The fuel in high-temperature reactors (HTRs) is made up of tiny fuel particles (called TRISO particles) dispersed randomly in a graphite matrix. For the commonly used fuels, namely, enriched uranium or low-enriched uranium/233U mixed with Th, this dispersion may be treated as a homogeneous mixture at almost all neutron energies except at the resonances of the major nuclide (238U or 232Th) where the macroscopic cross section is so large that the neutron mean free path is comparable to the fuel kernel radius. In the equivalence theory approach used in many codes based on the WIMS-D library, this heterogeneity is accounted for by the escape cross section from a fuel kernel together with a carefully evaluated Dancoff correction factor.

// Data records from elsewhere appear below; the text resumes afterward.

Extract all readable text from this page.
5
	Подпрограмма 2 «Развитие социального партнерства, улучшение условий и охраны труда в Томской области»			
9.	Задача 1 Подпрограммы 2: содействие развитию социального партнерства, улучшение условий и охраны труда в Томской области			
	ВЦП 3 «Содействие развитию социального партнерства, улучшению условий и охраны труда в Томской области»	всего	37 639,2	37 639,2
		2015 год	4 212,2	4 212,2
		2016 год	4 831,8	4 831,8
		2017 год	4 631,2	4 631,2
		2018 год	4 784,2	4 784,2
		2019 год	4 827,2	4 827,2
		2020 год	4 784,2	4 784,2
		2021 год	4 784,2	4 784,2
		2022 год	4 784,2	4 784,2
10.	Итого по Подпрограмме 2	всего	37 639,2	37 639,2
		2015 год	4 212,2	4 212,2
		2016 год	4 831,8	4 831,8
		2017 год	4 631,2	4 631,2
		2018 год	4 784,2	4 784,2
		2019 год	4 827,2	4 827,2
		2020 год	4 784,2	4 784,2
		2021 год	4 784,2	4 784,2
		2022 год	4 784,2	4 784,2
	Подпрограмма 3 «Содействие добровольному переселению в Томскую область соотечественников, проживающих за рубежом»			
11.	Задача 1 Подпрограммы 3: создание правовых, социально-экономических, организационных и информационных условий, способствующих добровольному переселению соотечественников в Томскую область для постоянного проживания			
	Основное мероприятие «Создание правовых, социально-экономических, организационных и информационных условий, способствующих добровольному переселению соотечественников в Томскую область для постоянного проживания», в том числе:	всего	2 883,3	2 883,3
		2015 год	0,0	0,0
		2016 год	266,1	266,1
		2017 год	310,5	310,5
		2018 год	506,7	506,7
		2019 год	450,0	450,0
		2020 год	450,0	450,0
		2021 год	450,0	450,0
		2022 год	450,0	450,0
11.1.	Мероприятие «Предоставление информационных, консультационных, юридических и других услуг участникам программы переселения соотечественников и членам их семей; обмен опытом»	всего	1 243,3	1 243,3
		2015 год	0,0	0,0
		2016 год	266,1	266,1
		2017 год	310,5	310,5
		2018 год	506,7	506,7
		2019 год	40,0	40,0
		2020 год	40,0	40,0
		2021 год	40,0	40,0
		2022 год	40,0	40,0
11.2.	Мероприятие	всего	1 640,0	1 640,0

In HTRs designed to burn plutonium, the fuel kernel contains oxides of various isotopes of Pu, and there is no fertile nuclide. Hence, the macroscopic cross section of the fuel is rather high in the thermal region, i.e., below 4 eV in the WIMS-D library (which also includes the two major resonances of 240Pu and 239Pu). For such fuels, the treatment of neutron transport in the thermal energy range must also include the random heterogeneous distribution of fuel in the graphite matrix. Since the resonance treatment method in the WIMS-D library, described above, is neither available nor applicable for thermal energies, a different method is clearly necessary.
HTR lattice codes such as WIMS and DRAGON use approximate collision probabilities between the various microscopic regions, namely, the fuel kernel, the coating layers, and the graphite matrix in the solution of the multigroup transport equation to account for this heterogeneity. In an earlier paper, we developed a simple though heuristic approach for solving this problem. In the present paper, we develop a more systematic theoretical method for solving the transport equation in a random dispersion by an exact evaluation of the collision probabilities in various regions of the lattice cell. The method has been incorporated in the collision probability code BOXER3. Comparison with benchmarks of Pu-based HTR fuels shows very good agreement thus validating the new approach. The method is likely to have application beyond the problem discussed in the paper.